Opinião sobre debates políticos

A expressiva maioria dos entrevistados também rechaçou que, em momento de crise, “o governo precisa cortar gastos, inclusive em saúde e educação”: 91,9% disseram não concordar com a afirmação, contra 6,8% que responderam que concordam. A base para a pergunta foi a PEC (Proposta de Emenda Constitucional) 241, ou PEC do Teto, aprovada em dezembro passado pelo Senado, sob protestos, e que limita o aumento dos gastos federais por até 20 anos.

Indagados se “quem começou a trabalhar cedo deve poder se aposentar cedo sem limite mínimo de idade?” –pergunta baseada na reforma da Previdência, proposta pelo governo de Michel Temer (PMDB) --, 86,6% afirmaram concordar, contra 10,7% que disseram discordar.

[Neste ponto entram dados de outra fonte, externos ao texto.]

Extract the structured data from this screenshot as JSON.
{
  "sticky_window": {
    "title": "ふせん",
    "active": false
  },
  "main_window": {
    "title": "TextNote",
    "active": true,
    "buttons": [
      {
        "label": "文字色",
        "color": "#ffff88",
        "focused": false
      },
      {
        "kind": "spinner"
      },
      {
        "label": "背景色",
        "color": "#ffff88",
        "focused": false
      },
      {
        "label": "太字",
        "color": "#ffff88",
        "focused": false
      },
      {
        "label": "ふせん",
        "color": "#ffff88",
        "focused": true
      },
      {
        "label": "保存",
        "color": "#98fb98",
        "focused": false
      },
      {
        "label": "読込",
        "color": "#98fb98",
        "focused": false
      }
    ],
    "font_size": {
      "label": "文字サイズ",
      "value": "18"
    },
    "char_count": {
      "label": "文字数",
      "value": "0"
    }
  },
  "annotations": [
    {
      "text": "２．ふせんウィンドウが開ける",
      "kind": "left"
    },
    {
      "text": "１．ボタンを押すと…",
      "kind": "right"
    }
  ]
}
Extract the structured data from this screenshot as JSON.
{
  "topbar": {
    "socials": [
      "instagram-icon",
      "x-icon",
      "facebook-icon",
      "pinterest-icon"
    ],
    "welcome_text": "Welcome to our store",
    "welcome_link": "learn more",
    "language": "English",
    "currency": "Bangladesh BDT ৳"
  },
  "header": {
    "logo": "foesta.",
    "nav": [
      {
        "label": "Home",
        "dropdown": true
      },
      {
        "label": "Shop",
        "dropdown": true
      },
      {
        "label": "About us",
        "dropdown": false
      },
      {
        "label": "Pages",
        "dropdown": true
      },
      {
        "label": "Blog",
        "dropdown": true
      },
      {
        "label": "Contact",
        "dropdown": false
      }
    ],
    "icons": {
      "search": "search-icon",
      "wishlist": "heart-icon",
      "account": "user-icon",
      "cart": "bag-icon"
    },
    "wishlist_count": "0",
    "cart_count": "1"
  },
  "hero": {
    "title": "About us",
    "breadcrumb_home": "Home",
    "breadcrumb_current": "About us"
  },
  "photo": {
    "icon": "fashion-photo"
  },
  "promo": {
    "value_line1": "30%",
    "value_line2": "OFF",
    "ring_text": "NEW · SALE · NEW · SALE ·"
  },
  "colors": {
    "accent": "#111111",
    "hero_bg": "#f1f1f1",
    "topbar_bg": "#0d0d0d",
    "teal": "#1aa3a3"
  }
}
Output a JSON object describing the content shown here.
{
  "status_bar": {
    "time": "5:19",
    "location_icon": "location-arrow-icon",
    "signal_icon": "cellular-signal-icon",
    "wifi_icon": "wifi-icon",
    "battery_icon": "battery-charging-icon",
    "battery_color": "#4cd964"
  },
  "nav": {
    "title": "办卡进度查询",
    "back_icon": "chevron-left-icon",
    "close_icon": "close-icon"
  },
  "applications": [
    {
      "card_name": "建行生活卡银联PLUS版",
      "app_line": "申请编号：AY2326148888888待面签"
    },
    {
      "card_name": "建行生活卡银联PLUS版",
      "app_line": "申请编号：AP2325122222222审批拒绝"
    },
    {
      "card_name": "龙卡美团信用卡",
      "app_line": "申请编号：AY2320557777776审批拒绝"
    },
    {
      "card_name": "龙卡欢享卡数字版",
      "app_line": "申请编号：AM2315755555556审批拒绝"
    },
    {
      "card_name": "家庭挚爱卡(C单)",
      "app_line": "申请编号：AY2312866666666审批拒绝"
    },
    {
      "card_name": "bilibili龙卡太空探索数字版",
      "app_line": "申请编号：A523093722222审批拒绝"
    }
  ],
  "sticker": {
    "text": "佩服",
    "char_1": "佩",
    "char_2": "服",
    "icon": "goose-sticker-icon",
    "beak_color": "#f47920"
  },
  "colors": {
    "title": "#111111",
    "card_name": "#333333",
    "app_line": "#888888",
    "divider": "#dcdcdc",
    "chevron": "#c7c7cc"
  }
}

Os posicionamentos contrastam, por exemplo, com a opinião do apóstolo Estevam Hernandes, fundador da Marcha para Jesus e da Igreja Renascer –à qual pertence, aliás, a maioria (59,9%) dos ouvidos na pesquisa. Em entrevista ao UOL ontem, durante a Marcha, Hernandes negou ser favorável ao impeachment ou à renúncia de Temer e, indagado sobre o que o público evangélico espera de um Congresso substancialmente envolvido em escândalos de corrupção, respondeu: "Que se votem projetos fundamentais à retomada da economia, como as reformas Trabalhista e Previdenciária”, posicionou-se, na ocasião.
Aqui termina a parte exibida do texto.